For the filling, put all the ingredients, except the butter, into a large heavy-based pan. Whisk over the lowest possible heat until the sugar has dissolved; don't let the mixture overheat, or it will curdle. Add half the butter and whisk until the mixture begins to thicken – it should coat the back of the spoon. Add the remaining butter and continue stirring until the mixture has become very thick; this will take about 10 minutes. Remove from the heat and pour into a cold bowl. The mixture will continue to thicken as it cools.
Now roll out the pastry on a floured surface to a large round, about 3mm thick. Carefully lift the dough on to the rolling pin and drape it over a 25cm fluted flan tin, about 3cm deep. Press the pastry gently into the fluted sides and prick the base with a fork. Return to the fridge to chill for a further 30 minutes.
Preheat the oven to 180C/350F/Gas 4. Line the pastry case with greaseproof paper and baking beans and bake on the middle shelf of the oven for 20 minutes.

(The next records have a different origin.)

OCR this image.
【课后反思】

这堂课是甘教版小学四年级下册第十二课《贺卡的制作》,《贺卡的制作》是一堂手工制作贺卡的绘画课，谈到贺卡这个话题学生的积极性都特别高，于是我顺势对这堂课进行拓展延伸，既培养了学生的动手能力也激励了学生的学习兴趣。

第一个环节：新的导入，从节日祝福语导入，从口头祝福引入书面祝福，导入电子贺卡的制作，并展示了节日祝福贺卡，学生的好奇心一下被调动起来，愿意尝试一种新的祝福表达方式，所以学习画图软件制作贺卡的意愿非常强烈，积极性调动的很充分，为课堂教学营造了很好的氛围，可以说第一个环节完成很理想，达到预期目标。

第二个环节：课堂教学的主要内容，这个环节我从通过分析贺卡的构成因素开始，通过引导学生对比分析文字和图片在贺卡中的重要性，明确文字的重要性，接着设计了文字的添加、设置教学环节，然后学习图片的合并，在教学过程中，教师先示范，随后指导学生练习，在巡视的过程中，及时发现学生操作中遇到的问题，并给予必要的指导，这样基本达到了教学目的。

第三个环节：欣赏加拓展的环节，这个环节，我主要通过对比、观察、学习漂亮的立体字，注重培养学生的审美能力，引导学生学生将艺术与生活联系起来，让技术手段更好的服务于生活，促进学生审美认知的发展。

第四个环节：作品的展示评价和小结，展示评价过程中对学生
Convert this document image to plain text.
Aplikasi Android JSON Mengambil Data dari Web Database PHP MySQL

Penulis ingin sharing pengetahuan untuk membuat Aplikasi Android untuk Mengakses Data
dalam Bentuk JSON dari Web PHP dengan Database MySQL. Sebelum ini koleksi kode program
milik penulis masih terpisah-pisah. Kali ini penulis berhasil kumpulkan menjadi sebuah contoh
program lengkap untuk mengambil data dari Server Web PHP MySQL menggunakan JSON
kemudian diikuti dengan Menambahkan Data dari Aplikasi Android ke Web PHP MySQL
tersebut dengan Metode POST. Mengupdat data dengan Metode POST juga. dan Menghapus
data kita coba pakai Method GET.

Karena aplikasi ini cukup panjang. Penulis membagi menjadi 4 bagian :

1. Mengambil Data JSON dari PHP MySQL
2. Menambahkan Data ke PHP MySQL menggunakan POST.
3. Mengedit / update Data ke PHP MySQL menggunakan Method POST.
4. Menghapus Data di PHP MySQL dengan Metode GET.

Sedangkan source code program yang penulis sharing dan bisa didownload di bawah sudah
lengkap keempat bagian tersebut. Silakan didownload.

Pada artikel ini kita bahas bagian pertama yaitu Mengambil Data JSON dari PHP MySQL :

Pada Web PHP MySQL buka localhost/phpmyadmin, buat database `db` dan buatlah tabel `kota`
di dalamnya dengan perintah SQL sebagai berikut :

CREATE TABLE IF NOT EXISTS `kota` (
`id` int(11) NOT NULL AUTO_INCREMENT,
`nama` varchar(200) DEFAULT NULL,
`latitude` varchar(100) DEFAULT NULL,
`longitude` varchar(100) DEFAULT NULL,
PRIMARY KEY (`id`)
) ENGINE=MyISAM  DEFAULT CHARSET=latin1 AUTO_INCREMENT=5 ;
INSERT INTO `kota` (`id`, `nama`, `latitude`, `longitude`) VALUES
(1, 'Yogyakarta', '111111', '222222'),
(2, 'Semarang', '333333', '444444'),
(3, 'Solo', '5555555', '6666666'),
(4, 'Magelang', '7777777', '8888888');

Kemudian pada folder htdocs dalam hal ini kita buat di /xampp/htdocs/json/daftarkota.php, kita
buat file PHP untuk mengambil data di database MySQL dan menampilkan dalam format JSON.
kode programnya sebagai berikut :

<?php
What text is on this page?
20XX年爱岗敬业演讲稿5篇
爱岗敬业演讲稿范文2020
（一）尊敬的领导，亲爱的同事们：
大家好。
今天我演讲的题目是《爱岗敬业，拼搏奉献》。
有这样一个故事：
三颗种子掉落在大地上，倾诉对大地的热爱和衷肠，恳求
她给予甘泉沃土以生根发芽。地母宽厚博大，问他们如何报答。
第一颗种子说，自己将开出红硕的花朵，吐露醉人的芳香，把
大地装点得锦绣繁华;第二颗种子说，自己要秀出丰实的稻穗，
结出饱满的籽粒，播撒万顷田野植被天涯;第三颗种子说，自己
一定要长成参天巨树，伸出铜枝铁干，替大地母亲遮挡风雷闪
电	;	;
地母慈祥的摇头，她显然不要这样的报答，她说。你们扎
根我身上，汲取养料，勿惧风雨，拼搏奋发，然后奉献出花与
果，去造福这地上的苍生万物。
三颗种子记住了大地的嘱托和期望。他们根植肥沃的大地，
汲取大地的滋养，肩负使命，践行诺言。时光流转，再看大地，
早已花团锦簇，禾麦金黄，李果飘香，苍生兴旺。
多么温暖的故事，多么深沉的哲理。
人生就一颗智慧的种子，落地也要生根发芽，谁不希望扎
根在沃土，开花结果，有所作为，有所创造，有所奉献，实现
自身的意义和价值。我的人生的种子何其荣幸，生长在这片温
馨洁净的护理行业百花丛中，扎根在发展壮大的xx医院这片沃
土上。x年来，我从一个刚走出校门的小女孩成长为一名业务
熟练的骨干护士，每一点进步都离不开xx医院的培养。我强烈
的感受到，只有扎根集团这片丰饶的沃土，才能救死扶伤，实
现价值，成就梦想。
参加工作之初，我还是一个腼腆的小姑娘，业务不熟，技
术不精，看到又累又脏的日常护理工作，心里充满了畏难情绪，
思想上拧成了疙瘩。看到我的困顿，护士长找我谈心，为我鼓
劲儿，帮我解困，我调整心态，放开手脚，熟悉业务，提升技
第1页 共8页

Remove the paper and beans and return to the oven for a further 10 minutes until the base is dry. Remove from the oven and spoon the filling into the pastry case. Turn the oven setting up to 220C/425F/ Gas 7 and return the tart to the oven. Cook for eight minutes, or until the top has browned slightly. Place the flan tin on a wire rack and leave the tart to cool. Serve in slices, with crème fraîche.